FIVE: Non-lethal Weapons
The concept of non-lethal weapons is not new; the term appears in heavily censored CIA documents dating
from the 1960's. But research and development in non-lethal technologies has received new impetus as post-Cold War Pentagon planning has shifted its focus to regional conflicts, insurgencies, and peacekeeping. The proponents concede that non-lethal weapons are not necessarily non-lethal, they are still called that because the term is politically attractive. Various names were considered and are still sometimes used: soft kill, mission kill, less-than-lethal weapons, non-injurious incapacitation, disabling measures, strategic immobility. "Having been through a number of names, I can say that nothing has had the impact of 'non-lethal,"avers Alexander. The growing prominence of the non-lethal program tends to validate this strategy. Rebelling against the program's marketing spin, analysts across the political spectrum have rejected the assertion that non-lethal weapons represent a new development in war fighting--or even a fruitful area for investment. Alexander writes;"Major political benefit can be accrued by being the first nation to announce a policy advocating projection of force in a manner that does not result in killing people," "Non-lethal weapons disable or destroy without causing significant injury or damage," asserted Undersecretary of Defense Paul Wolfowitz in a March 1991 memorandum.
This is an important misconception. Nevertheless, Wolfowitz wrote; "A U.S lead in non-lethal technologies
will increase our options and reinforce our position in the post-Cold War world." Dozens of non-lethal
weapons have been proposed or developed, m ostly in laboratory-scale models. They encompass a broad
range of technologies, including chemical, biological kinetic, electromagnetic, and acoustic weapons, as well as informational techniques such as computer viruses.
The hazards of unaccountable government, from secret wars to secret radiation experiments, are well known. And yet the system continues. The Clinton administration has made progress toward reforming it, but measurable results still have not materialized. The nominal justification for secrecy in non-lethal weapons is that developing them on a totally unclassified basis would enable potential adversaries to duplicate the effort or develop countermeasures. This is a valid concern that is exploited beyond all justification to the point of concealing the budgets and even the very existence of many programs.
For hundreds of years, sci-fi writers have imagined weapons that might use energy waves or pulses to knock out, knock down, or otherwise disable enemies--without necessarily killing them. And for a good 40 years the U.S military has quietly been pursuing weapons of this sort. Much of this work is still secret, but now that the cold war has ended and the United States is engaged in more humanitarian and peacekeeping missions, the search for weapons that could incapacitate people without inflicting lethal injuries has intensified. Police, too, are keenly interested. Scores of new contracts have been issued, and scientists, aided by government research on tje "bioeffects" of beamed energy, are searching the electromagnetic and sonic spectrums for wavelengths that can affect human behavior. Weapons already exist that use lasers, which can temporarily or permanenly blind enemy soldiers. So-called acoustic or sonic weapons, like the ones in the aforementioned lab, can vibrate the insides of humans to stun them, nauseate them, or even "liquefy" their bowels and reduce them to quivering diarrheic messes," according to a Pentagon briefing. Prototypes of such weapons were recently considered for tryout when U.S troops intervened in Somalia. Other, stranger effects also have been explored, such as using electromagnetic waves to put human targets to sleep or to heat them up, on the imcrowave-oven principle.

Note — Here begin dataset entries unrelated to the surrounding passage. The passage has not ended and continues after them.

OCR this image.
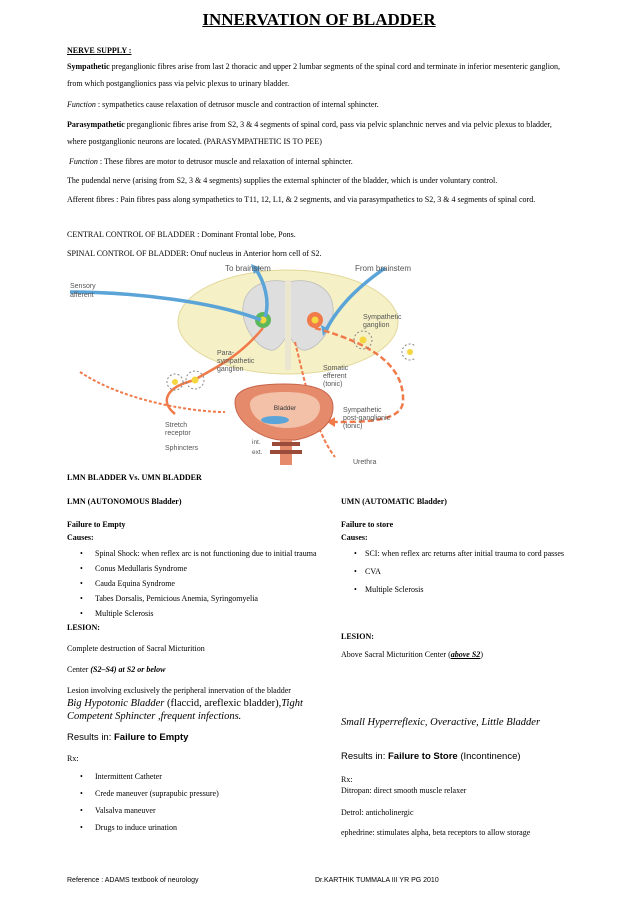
INNERVATION OF BLADDER
NERVE SUPPLY :
Sympathetic preganglionic fibres arise from last 2 thoracic and upper 2 lumbar segments of the spinal cord and terminate in inferior mesenteric ganglion, from which postganglionics pass via pelvic plexus to urinary bladder.
Function : sympathetics cause relaxation of detrusor muscle and contraction of internal sphincter.
Parasympathetic preganglionic fibres arise from S2, 3 & 4 segments of spinal cord, pass via pelvic splanchnic nerves and via pelvic plexus to bladder, where postganglionic neurons are located. (PARASYMPATHETIC IS TO PEE)
Function : These fibres are motor to detrusor muscle and relaxation of internal sphincter.
The pudendal nerve (arising from S2, 3 & 4 segments) supplies the external sphincter of the bladder, which is under voluntary control.
Afferent fibres : Pain fibres pass along sympathetics to T11, 12, L1, & 2 segments, and via parasympathetics to S2, 3 & 4 segments of spinal cord.
CENTRAL CONTROL OF BLADDER : Dominant Frontal lobe, Pons.
SPINAL CONTROL OF BLADDER: Onuf nucleus in Anterior horn cell of S2.
To brainstem	From brainstem
Sensory
afferent
Sympathetic
ganglion
Para-
sympathetic
ganglion	Somatic
efferent
(tonic)
Bladder
Stretch
receptor
Sphincters
int.
ext.
Sympathetic
post-ganglionic
(tonic)
Urethra
LMN BLADDER Vs. UMN BLADDER
LMN (AUTONOMOUS Bladder)
Failure to Empty
Causes:
• Spinal Shock: when reflex arc is not functioning due to initial trauma
• Conus Medullaris Syndrome
• Cauda Equina Syndrome
• Tabes Dorsalis, Pernicious Anemia, Syringomyelia
• Multiple Sclerosis
LESION:
Complete destruction of Sacral Micturition
Center (S2–S4) at S2 or below
Lesion involving exclusively the peripheral innervation of the bladder
Big Hypotonic Bladder (flaccid, areflexic bladder),Tight Competent Sphincter ,frequent infections.
Results in: Failure to Empty
Rx:
• Intermittent Catheter
• Crede maneuver (suprapubic pressure)
• Valsalva maneuver
• Drugs to induce urination
UMN (AUTOMATIC Bladder)
Failure to store
Causes:
• SCI: when reflex arc returns after initial trauma to cord passes
• CVA
• Multiple Sclerosis
LESION:
Above Sacral Micturition Center (above S2)
Small Hyperreflexic, Overactive, Little Bladder
Results in: Failure to Store (Incontinence)
Rx:
Ditropan: direct smooth muscle relaxer
Detrol: anticholinergic
ephedrine: stimulates alpha, beta receptors to allow storage
Reference : ADAMS textbook of neurology	Dr.KARTHIK TUMMALA III YR PG 2010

Scientists are also trying to make a sonic cannon that throws a shock wave with enough force to knock
down a man. While this and similar weapons may seem far-fetched, scientists say they are natural successors to projects already underway--beams that disable the electronic systems of aircraft, computers, or missiles, for instance. "Once you are into these anti-materiel weapons, it is a short jump to antipersonnel weapons," says Louis Slesin, editor of the trade journal Microwave News.That's because the human body is essentially an electrochemical system, and devices that disrupt the electrical impulses of the nervous system can affect behavior and body functions. But these programs--particularly those involving antipersonnel research-- are so well guarded that details are scarce.
"People [in the military] go silent on this issue," says Slesin, "more than any other issue. People
just do not want to talk about this."